Baba Sucks

Sucking up the web

Tekki-Wikki Town Hall

Cory’s town hall went off pretty well, except for some repeater issues. Cory covered most of the major topics in his info-dump. Linden Lab is working on scaling, and it’s hard work(tm)

Here’s some of what Cory discussed, covering HTML on a prim, libsecondlife, open source, Mono, and the ever popular Havok. I’ve removed all those annoying line breaks in what was essentially a copy and paste job.

(full transcript)

HTML and Firefox . . . ah my two favorite topics of all time. We have an external contractor who has tons of experience working on it right now. Basically we’ve been trying to make sure that we can get Flash working correctly because so many of the interesting parts of the Web are moving to Flash-based players/plugins/etc. Getting the control inputs and updates to work correctly is a bear but they do seem to be making progress, which is very exciting. The order of operations will be to roll a full internal browser first, then supplement the parcel media types with URLs, and then move to full HTML on a prim. Note that HTML on a prim has several pieces, from being able to interpret straight HTML in order to build text, do layout, etc, all the way to having a face of a prim point at a web page. In terms of timeline, the next major Firefox roll out will be in Q1 – ie, more functionality in the existing pages that use it plus a floater that is a browser – followed by the parcel URL in Q2. HTML on a prim will be part of a larger rearchitecture of textures – we need to go to materials per face rather than texture per face – which several of the devs are itching to work on, but will realistically not start until Q2. Now, the Amazon web services guys (and others) have already been using HTML to build text and then leveraged libSL to upload textures and such, but we really want to make that easier.

Speaking of libSL, there were some questions about why Linden Lab supports libSL. These are excellent questions. First of all, we can’t stop someone from attempting to reverse engineer Second Life. We could drive them onto dark nets by aggressively shutting down public forums, club them with the DMCA by adding homeopathic quantities of encryption, and/or engage in an arms race by constantly changing our protocols. Does anyone really want us to spend time doing those things? You’ll notice again and again that when we talk about features, bug fixes, or scaling issues that we have with SL that we are limited by development resources. Developer time is precious and trying to chase the libSL folks around would be an infinite time sink. Nor does that take into account the positives. The libSL folks have reported literally hundreds of exploits to us rather take advantage of them. Yes, there are members of their community who have done dumb things but what community hasn’t? I would much rather have that army of talented developers spending most of their time trying to make SL better than either driving them away or being in constant conflict with them. If they break the terms of service we treat them like any other resident, but just because they tinker does not make them criminals.

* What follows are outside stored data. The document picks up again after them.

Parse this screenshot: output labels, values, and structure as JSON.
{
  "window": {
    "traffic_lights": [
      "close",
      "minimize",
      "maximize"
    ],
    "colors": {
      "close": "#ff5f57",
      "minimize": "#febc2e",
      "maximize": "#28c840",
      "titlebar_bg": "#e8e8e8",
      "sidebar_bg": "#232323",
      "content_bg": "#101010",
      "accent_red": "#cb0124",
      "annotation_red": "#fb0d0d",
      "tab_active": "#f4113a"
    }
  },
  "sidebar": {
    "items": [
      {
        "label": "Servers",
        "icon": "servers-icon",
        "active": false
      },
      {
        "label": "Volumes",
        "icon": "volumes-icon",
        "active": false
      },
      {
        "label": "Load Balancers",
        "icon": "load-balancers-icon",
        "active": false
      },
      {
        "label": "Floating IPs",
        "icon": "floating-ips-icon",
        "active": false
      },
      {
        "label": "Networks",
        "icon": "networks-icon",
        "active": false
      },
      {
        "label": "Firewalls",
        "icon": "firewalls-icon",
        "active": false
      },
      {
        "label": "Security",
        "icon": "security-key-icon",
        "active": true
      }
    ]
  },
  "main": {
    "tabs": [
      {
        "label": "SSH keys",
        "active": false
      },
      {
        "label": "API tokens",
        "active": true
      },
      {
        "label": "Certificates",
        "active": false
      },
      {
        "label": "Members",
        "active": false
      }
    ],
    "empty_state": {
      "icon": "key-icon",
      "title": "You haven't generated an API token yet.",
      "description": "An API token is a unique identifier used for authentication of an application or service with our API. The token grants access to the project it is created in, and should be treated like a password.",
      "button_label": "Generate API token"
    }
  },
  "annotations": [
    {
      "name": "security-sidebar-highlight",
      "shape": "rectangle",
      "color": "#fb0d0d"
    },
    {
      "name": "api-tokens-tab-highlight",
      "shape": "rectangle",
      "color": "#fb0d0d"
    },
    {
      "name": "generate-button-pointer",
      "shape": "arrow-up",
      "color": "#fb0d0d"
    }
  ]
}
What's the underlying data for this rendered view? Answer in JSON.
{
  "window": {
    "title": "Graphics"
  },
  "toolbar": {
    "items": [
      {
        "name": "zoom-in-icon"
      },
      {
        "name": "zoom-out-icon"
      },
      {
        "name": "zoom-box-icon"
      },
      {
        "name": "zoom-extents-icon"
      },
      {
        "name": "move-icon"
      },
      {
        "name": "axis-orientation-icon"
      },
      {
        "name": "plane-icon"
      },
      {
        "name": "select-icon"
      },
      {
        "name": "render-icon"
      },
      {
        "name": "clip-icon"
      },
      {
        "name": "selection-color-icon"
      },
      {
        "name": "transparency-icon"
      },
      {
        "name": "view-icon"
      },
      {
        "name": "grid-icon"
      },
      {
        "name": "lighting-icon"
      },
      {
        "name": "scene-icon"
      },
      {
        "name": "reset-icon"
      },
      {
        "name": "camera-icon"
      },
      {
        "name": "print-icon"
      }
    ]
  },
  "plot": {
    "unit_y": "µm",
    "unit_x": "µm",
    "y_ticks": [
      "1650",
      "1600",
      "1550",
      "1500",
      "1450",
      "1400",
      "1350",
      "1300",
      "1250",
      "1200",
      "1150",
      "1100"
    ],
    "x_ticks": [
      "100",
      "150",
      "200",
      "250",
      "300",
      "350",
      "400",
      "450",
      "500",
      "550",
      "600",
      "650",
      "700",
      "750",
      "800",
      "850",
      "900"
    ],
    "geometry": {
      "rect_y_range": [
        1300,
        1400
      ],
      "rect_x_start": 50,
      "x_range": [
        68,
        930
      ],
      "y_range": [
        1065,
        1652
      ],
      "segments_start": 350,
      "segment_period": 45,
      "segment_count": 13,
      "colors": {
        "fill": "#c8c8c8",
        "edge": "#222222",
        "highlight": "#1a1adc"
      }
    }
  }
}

As we’ve talked about, the long term goals for Second Life are to make it a more open platform. Part of that process is learning how projects like libSL can be beneficial to all of Second Life. We should be thrilled that we’ve built an interesting enough set of technologies and communities that people want to tinker and explore. In the long run, this is why we’ve talked about wanting to be able to Open Source eventually. My hope is that in 2007 we’ll be able to get there.

As long as we’re on libSL, one of our devs has used it pretty extensively in testing Mono. We’ve had several full up tests of Mono running on grids and things are looking very good. Because the Mono project is still dealing with some security issues and we’re finding memory leaks both in our changes to Mono and their code, we’re moving slowly and carefully. Novell/Ximian have been really helpful, so we’re making decent progress. There are some technical changes we still need to make in particular, we’ll need to compile Mono on the server side which requires a distributed compilation service to be running on the grid (yay, backbone!) but I expect that we will begin testing Mono on the main grid in Q1/Q2 2007. The process there will be to have places on the grid where you can bring scripts and recompile them into Mono for testing. That will let you report broken scripts to us. Since Mono tends to execute LSL about 600 times faster, I expect that there will be some interesting borkage around carefully timed scripts.

Babbage has talked about the implications of Mono extensively, but it’s important to remember that the sequence will be:

  1. Start allowing compilation of LSL to Mono/CLI. Test existing scripts like crazy. (Q1/Q2)
  2. Think about ways to include other languages (Q>2)

Regarding Havok, we are once again considering how to use a version of Havok with a version number greater than 1. Stand by for more info Q1/Q2. There were several questions around search. We’re starting a pretty major design phase about search to look at how to make it not suck(as much.) We can talk about that more if you want to, but basically I know that we can make both the new user and regular user experiences way better than they are today. Design work starting there in Q1.